The main concept of Outliers is that people are largely a product of their environment. The first example given is that of professional hockey players. The more successful players are likely to be born near the beginning of the year. The reason being is that they are grouped by the year they are born so the older kids are naturally more likely to be better and therefore get more attention and practice. The extra attention and practice builds upon itself. These four sentences take many pages in the book and the point is beaten to death. It is an interesting point, no less. The book builds on this point stating that to be really great at anything it is primarily practice and not talent. The number Mr. Gladwell comes up with is 10,000 hours of diligent practice to be great at just about anything. The Beatles it turns out spent several years playing in environments where they were required to play for many hours straight every day of the week. They went from being modest performers to being great performers. The book goes on to make interesting points regarding cultural backgrounds and many other examples to support the impact of environment on an individual’s behavior and success.
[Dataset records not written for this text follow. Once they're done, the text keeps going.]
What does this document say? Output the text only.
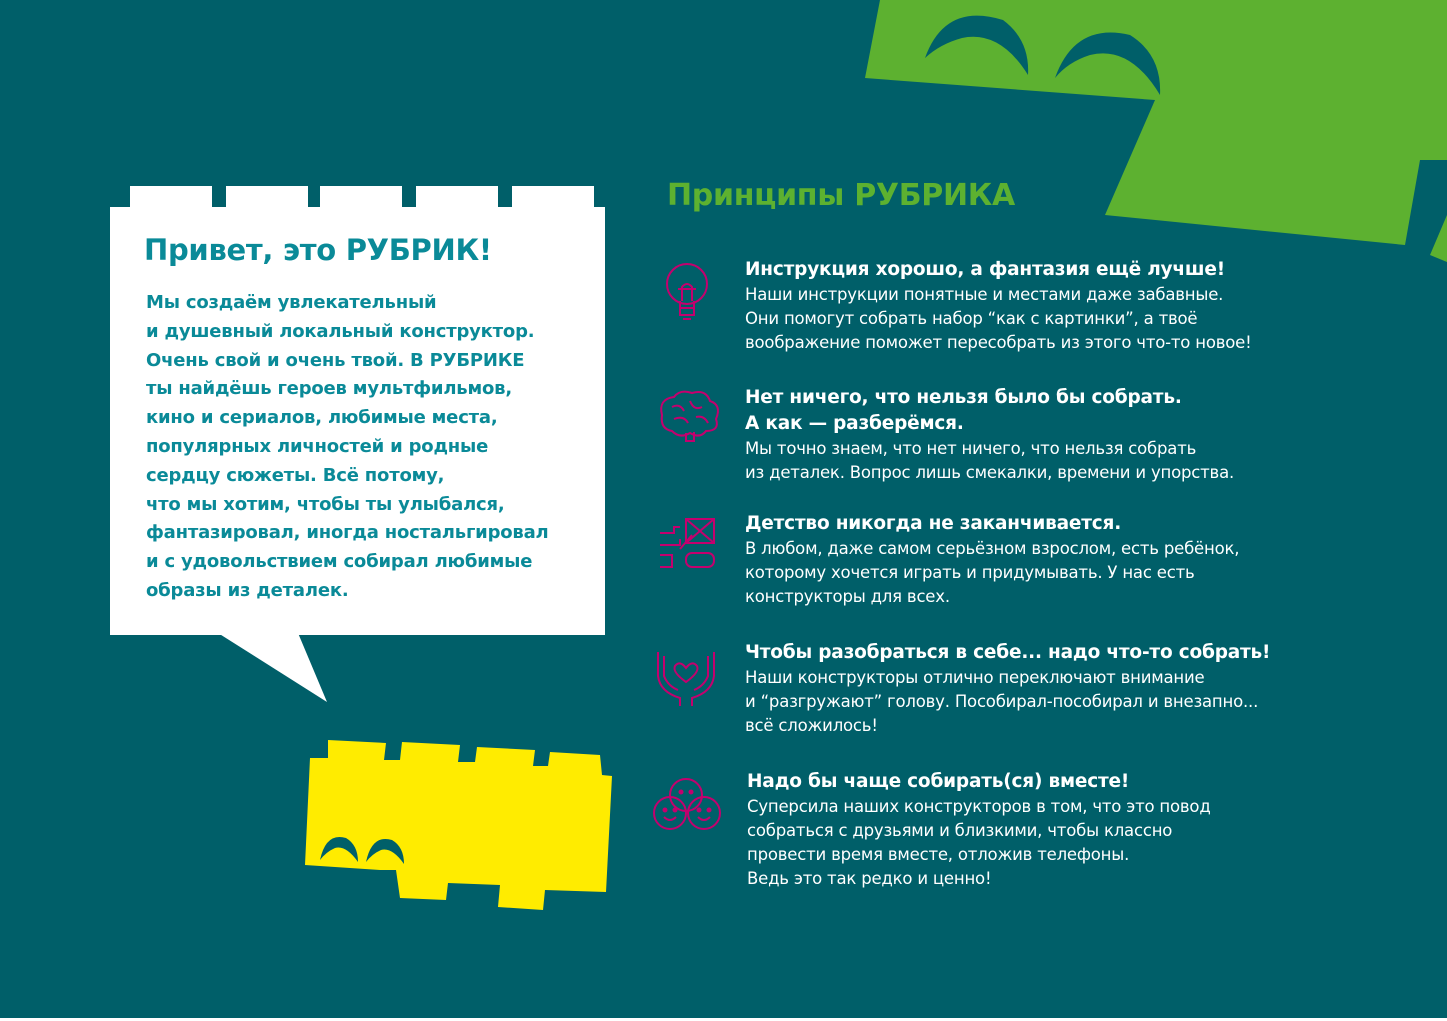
Привет, это РУБРИК!
Мы создаём увлекательный
и душевный локальный конструктор.
Очень свой и очень твой. В РУБРИКЕ
ты найдёшь героев мультфильмов,
кино и сериалов, любимые места,
популярных личностей и родные
сердцу сюжеты. Всё потому,
что мы хотим, чтобы ты улыбался,
фантазировал, иногда ностальгировал
и с удовольствием собирал любимые
образы из деталек.
Принципы РУБРИКА
Инструкция хорошо, а фантазия ещё лучше!
Наши инструкции понятные и местами даже забавные.
Они помогут собрать набор “как с картинки”, а твоё
воображение поможет пересобрать из этого что-то новое!
Нет ничего, что нельзя было бы собрать.
А как — разберёмся.
Мы точно знаем, что нет ничего, что нельзя собрать
из деталек. Вопрос лишь смекалки, времени и упорства.
Детство никогда не заканчивается.
В любом, даже самом серьёзном взрослом, есть ребёнок,
которому хочется играть и придумывать. У нас есть
конструкторы для всех.
Чтобы разобраться в себе... надо что-то собрать!
Наши конструкторы отлично переключают внимание
и “разгружают” голову. Пособирал-пособирал и внезапно...
всё сложилось!
Надо бы чаще собирать(ся) вместе!
Суперсила наших конструкторов в том, что это повод
собраться с друзьями и близкими, чтобы классно
провести время вместе, отложив телефоны.
Ведь это так редко и ценно!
I thought Outliers had some interesting material however it seemed to over emphasize the importance of environment. Clearly environment is an important factor to success. It is no coincidence that there are so many successful people in America – It is an environment that allows individuals to forge out and become successful. However, often when you look at successful people you will see that they overcame many obstacles and usually through pure perseverance and passion not because of their environment.